Suppose an NFA which accepts language of the form L(N) = {w| w has 1 in n$^t$$^h$ from last symbol.} Then the corresponding DFA would have 2$^n$ states(worst case of subset construction). If we are to prove that equivalent DFA has 2$^n$ states, then we take 2 string as a$_1$a$_2$a$_3$.....a$_n$ and b$_1$b$_2$b$_3$....b$_n$ and consider two cases:
1) a$_i$ $\neq$ b$_1$, i=1. this case is clear to me....
2) a$_i$ $\neq$ b$_i$ , i>1. I am having trouble in understanding this case. If both a$_i$ and b$_i$ has same value for n$^t$$^h$ symbol from last, then automaton would be in accepted state after reading a$_n$ and b$_n$. So why do we need to remember every possible string sequence for this case.
Thanx!
The difficulty is that you don't know until you get to the end which symbol is the $n$-th from last. To understand what is going on, you need to think about how the automaton should process strings of more than $n$ symbols, rather than of exactly $n$ symbols as you seem to be doing.

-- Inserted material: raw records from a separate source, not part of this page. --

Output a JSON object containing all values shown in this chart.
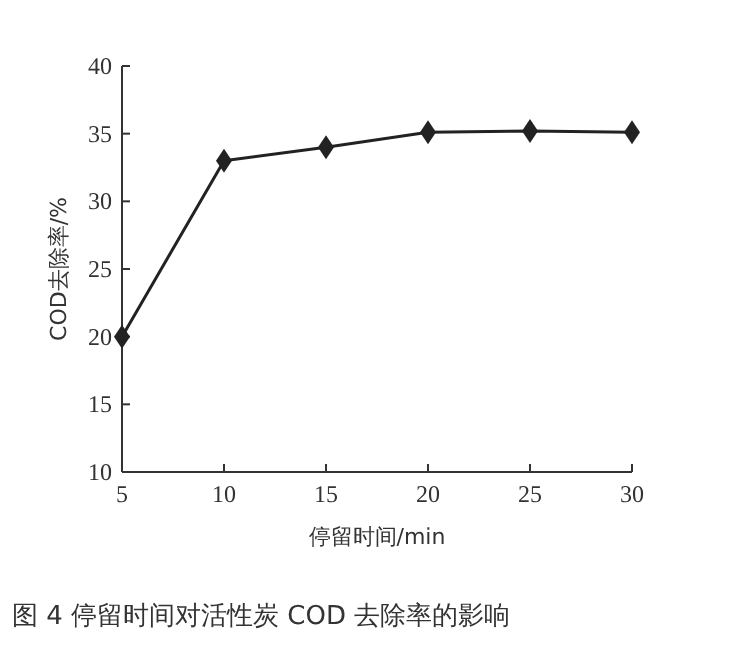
{
  "chart_data": {
    "type": "line",
    "xlabel": "停留时间/min",
    "ylabel": "COD去除率/%",
    "x": [
      5,
      10,
      15,
      20,
      25,
      30
    ],
    "series": [
      {
        "color": "#222222",
        "values": [
          20,
          33,
          34,
          35.1,
          35.2,
          35.1
        ]
      }
    ],
    "xlim": [
      5,
      30
    ],
    "xticks": [
      5,
      10,
      15,
      20,
      25,
      30
    ],
    "ylim": [
      10,
      40
    ],
    "yticks": [
      10,
      15,
      20,
      25,
      30,
      35,
      40
    ],
    "marker": "diamond",
    "line_style": "solid",
    "grid": false,
    "annotations": [
      "图 4 停留时间对活性炭 COD 去除率的影响"
    ]
  }
}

As a hint to hopefully help you come up with a formal proof: Think about what information you need to remember as you are processing a string. You need to remember every $1$ you see, and how far 'back' in the string you saw it, in case it turns out to have been in the $n$th-from-last position. Except you can forget any information from before the most recent $n$ characters of the string, since any $1$ read before then can't possibly be the $n$th-from-last symbol.